ABC TV’s 7.30 Report has featured a story on independent Australian high schools hosted by not-for-profit organisations. Entitled Schools Helping Children Who Don’t Fit In, ABC TV broadcast the 7’13” story on Monday 16 October.
Reporter Michael Atkin visited two Queensland independent high schools that focus on the needs of teenagers “who don’t fit in”: Noosa Flexible Learning Centre and Carinity Education Southside.
Paul Flanders, Principal of the Noosa Flexible Learning Centre (part of the Edmund Rice system), says: “We have no rules. We have principles that we operate on and those principles are key to all our practice…. We have no fees. We don’t charge fees, so it is completely inclusive. We have no religious qualifications. We have no uniforms.”
The story also features Professor Martin Mills, University of Queensland, who recently co-authored a new study which examined eight flexible schools across Queensland, finding that “students with high needs are more engaged in small classes, run by specialist staff.” Professor Mills commented that, “These are kids who didn’t go to school – were constantly in trouble for low attendance – now being there every day, turning up for class. So there is something happening in these schools that I think we really need to concentrate on and look at.”
“Independent not-for-profit schools for disadvantaged young people are an increasing phenomenon in the Community Colleges Australia membership,” said Dr Don Perlgut, CEO of Community Colleges Australia (CCA).
“Led by WEA Hunter’s Alesco schools in New South Wales – with parallel experiences in Victoria, the adult and community education sector is showing that it can host these independent high schools and provide appropriate environments for young people who simply ‘don’t fit in’ elsewhere,” Dr Perlgut said.
In addition to WEA Hunter, current CCA NSW members with independent high schools include WEA Illawarra, Western College (Dubbo), Albury Wodonga Community College, Port Macquarie Community College, Coffs Coast Community College, and Tuggerah Lakes Community College.
Other not-for-profit non-religious community organisations hosting similar schools include Advance College (Victoria), Skillset (Bathurst) and MTC Australia’s Warrakirri College campuses in western Sydney.

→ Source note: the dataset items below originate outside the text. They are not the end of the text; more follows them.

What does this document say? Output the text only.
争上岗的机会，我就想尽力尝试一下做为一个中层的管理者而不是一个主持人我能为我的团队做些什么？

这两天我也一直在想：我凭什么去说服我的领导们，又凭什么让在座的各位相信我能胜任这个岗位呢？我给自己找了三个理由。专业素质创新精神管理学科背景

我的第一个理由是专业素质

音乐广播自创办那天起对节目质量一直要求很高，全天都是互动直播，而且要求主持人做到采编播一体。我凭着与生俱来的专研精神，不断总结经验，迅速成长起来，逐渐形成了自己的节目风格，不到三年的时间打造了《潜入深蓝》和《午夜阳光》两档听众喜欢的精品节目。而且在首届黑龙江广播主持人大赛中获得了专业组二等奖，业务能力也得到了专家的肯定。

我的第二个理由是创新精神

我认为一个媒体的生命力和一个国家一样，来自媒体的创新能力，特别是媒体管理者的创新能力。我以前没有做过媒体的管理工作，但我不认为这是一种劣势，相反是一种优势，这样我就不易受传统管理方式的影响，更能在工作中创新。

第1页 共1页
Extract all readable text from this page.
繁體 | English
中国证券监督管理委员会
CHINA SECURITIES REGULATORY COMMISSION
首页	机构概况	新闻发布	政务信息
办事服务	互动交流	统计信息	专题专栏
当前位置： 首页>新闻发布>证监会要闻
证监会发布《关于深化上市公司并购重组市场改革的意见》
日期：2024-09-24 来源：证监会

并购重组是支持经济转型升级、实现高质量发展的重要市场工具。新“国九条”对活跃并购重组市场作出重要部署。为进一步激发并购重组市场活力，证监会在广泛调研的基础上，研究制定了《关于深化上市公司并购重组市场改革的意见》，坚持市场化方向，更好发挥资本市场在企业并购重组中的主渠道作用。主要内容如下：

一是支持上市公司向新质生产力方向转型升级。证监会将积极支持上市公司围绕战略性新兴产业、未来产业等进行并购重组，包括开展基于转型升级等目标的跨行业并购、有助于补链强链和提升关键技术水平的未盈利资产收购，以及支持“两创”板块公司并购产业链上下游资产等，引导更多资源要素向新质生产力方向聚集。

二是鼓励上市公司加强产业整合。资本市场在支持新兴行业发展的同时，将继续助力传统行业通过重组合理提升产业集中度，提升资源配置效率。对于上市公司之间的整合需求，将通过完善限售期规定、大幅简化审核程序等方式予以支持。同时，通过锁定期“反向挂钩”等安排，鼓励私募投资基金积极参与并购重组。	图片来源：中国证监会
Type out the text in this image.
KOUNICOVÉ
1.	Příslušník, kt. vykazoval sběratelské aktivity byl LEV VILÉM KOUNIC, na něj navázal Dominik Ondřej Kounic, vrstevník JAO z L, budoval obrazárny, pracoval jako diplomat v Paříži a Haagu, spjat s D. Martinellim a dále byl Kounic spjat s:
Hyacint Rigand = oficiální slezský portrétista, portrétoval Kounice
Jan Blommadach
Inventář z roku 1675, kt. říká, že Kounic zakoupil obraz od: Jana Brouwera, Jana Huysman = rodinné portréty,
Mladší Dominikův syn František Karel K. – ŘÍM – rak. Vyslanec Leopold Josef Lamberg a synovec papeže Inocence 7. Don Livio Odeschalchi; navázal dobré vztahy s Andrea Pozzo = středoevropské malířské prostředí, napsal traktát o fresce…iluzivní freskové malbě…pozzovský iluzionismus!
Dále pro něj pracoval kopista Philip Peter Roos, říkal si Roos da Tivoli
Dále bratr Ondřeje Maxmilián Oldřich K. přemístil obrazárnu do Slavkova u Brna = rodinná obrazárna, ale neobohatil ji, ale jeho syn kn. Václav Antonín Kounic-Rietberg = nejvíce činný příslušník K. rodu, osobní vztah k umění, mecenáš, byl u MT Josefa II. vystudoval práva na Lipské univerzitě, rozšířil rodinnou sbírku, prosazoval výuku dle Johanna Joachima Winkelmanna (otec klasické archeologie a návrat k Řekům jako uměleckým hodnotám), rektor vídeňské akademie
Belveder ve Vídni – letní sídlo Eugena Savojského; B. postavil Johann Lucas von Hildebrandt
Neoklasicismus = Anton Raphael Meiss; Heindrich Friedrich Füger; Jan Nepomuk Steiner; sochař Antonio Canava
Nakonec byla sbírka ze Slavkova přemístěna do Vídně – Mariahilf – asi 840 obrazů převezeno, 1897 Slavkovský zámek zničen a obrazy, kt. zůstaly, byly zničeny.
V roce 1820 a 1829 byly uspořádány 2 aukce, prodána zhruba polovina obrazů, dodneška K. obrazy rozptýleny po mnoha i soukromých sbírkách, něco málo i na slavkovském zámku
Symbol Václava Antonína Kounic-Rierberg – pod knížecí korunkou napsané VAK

“This is a growing movement that deserves further study in a time when youth unemployment and under-employment rates – especially in regional and rural areas – remain persistently high. CCA believes that important innovative answers to the challenges facing Australia’s young people lie in our sector’s ability to treat disengaged young people with sensitivity and care. Adult and community education organisations are specialists in promoting inclusiveness; increasingly this extends to Australia’s young people, and not just the adult population,” said Dr Perlgut.